How to become shapely in 23 days? First, you pick up some knitting neeedles. Then you add an amazing optical illusion of a knitting pattern, designed to showcase curves; a pattern so ingenious it does for the waistline what hours of crunches cannot acheive.
I have had less time to devote to blogging lately, but that doesn’t mean my hands have been idle. In fact, I have just finished knitting a sweater that took only 23 days from start to finish. (And this includes at least a week of no knitting at all while I prepared for a B-school presentation.) This is the fastest I have been able to turn out a project in some time. The pattern is the #11 Hourglass Top designed by Theresa Schabes for Noro Knitting Magazine, Spring 2013. It has a very interesting construction, which accentuates the waist, resulting in an hourglass silhouette.
The sweater is knit in two quick pieces and then seamed together. It is an especially effective construction technique for Noro yarn, which is known for its long colour sequences. At the waist, the stitch count for the back (which wraps around the front of the sweater) is three times that of the front (approximately 150 stitches for the back and 50 stitches for the front). This means that the stripes of any one colour will be deeper on the narrower knitted parts, and shallower on the wider knitted parts, which results in the mis-match of colour sequences along the seams. I don’t think a monotoned yarn, or a yarn with shorter colour changes, would be as affective as the Noro in this design.
This is not only an extremely quick and easy knit, but is also a very cheap one. I used 3 skeins of Noro Silk Garden Sock yarn for this sweater. This makes it about the equivalent cost of two cinema tickets. This is definitely a win-win project.
I do think the pattern runs a bit big. I intended to add a lot of negative ease into the pattern, as I wanted to accentuate the waist. To do this, I tailored a size between the small and medium, casting on 112 stitches and then for the most part following the directions for the second size with respect to increases and decreases. The finished product actually has about zero ease. In fact, when it’s not on the body it appears to have very little waist shaping at all.

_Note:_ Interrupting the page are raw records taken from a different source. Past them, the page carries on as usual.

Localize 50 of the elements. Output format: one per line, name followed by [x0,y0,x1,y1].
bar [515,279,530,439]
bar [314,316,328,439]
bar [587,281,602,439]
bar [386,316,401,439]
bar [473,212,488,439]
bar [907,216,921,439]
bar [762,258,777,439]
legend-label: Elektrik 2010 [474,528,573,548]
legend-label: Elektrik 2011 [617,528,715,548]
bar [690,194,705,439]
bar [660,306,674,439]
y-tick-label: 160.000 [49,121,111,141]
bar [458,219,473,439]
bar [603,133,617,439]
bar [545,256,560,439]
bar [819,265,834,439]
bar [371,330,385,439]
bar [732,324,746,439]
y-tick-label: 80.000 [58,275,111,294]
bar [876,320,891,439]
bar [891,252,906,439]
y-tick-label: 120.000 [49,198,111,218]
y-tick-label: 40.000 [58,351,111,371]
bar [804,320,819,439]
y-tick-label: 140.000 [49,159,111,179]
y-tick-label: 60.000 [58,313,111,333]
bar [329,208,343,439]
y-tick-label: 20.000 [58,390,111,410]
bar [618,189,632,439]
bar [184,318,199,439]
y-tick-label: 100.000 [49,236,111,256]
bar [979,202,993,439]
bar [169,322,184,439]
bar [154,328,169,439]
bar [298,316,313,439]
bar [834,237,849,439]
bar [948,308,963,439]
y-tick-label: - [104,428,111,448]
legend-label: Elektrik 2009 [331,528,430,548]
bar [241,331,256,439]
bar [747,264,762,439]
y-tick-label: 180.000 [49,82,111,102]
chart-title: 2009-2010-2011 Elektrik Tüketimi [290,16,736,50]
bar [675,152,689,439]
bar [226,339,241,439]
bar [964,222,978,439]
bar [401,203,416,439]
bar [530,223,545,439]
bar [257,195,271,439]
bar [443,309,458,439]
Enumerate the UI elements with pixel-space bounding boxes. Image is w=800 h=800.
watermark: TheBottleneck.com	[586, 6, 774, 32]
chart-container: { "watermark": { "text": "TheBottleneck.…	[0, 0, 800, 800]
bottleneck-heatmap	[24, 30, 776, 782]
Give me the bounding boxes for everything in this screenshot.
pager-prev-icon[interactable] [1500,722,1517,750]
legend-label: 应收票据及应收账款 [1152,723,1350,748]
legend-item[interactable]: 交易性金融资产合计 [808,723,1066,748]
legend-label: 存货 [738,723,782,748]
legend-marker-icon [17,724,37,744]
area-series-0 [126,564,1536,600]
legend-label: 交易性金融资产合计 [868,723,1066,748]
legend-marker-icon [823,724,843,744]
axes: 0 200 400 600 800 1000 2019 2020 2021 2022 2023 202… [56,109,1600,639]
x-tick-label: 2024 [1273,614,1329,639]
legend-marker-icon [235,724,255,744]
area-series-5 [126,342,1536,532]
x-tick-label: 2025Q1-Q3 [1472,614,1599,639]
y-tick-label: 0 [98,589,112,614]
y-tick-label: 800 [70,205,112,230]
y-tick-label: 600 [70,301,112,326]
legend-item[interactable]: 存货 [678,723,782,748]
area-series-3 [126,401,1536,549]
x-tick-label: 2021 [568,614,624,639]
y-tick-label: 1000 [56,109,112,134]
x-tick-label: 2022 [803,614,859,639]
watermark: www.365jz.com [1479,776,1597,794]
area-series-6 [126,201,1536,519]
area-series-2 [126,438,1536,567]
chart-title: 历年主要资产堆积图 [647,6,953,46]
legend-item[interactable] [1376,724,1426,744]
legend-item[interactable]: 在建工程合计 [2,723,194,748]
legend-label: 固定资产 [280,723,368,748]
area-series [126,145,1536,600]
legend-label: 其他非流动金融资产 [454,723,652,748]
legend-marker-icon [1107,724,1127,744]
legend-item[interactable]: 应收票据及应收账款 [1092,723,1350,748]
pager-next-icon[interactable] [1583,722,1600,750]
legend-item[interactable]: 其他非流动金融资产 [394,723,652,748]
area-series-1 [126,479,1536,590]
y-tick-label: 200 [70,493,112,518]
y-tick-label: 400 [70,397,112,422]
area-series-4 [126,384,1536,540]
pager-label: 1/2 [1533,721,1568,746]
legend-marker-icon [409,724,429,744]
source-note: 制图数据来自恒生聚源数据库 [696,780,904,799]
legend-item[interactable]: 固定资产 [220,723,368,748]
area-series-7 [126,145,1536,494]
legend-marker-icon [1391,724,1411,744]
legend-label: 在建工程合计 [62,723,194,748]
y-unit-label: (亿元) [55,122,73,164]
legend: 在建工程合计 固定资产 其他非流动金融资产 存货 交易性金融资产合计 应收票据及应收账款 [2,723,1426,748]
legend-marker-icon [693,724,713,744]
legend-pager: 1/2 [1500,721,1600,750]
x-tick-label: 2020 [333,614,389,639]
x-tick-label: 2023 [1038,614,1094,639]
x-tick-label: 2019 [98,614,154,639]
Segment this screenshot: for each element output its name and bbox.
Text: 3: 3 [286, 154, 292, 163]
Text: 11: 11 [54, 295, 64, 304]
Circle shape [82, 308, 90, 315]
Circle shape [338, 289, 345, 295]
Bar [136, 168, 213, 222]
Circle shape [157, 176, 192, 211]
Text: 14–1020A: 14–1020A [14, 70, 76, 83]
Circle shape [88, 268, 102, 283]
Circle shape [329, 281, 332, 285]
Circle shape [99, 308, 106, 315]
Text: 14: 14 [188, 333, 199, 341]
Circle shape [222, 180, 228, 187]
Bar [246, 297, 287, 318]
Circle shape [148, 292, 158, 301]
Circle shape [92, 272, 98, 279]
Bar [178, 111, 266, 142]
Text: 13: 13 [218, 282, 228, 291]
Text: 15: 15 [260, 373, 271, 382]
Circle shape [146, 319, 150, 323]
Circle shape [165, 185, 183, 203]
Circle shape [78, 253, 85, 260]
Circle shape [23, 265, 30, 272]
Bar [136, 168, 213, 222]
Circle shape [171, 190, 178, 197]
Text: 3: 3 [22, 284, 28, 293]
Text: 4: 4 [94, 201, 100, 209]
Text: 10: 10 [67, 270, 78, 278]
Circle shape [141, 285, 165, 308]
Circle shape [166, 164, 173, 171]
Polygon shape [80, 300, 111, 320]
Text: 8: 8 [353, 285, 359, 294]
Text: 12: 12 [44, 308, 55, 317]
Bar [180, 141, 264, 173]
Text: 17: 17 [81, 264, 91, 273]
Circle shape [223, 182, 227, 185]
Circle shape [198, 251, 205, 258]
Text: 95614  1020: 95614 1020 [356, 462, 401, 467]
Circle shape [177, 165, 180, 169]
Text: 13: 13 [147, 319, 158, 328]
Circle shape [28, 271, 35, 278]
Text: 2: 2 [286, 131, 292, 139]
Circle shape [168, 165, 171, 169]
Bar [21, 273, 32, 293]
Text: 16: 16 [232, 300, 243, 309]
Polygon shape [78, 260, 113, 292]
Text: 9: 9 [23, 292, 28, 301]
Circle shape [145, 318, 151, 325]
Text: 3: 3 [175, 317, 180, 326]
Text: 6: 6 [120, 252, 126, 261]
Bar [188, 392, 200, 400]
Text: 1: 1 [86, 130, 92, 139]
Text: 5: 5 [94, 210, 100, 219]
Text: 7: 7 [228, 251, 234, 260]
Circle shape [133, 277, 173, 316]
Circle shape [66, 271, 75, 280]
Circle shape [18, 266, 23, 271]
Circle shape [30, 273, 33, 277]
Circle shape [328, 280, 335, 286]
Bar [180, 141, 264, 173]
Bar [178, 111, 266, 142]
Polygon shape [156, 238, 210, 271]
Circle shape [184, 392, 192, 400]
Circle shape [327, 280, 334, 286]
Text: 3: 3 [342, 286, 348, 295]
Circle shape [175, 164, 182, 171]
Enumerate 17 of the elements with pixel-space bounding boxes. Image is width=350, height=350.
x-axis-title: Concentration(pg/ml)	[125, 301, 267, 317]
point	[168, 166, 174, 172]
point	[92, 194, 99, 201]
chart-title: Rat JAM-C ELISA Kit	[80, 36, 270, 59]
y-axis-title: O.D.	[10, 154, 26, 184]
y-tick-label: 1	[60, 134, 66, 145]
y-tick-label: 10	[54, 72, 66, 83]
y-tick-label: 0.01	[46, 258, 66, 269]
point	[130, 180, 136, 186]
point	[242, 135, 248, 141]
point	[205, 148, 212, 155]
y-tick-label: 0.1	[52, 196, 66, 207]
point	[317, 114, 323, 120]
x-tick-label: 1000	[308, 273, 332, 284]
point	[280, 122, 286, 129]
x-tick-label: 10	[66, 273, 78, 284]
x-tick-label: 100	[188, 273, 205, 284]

Here lies the genious of the pattern. It creates a very effective optical illusion: it looks extremely shapely without being the least bit snug or binding. Notice the rolling at the bottom of the sweater; this was even more problematic with the purled edging called for in the pattern. I ripped out the waist and armhole edgings and redid them in ribbing. This mostly solved the rolling problem, particularly on the armholes. The bottom still rolls up when the sweater is off, but behaves itself when its being worn.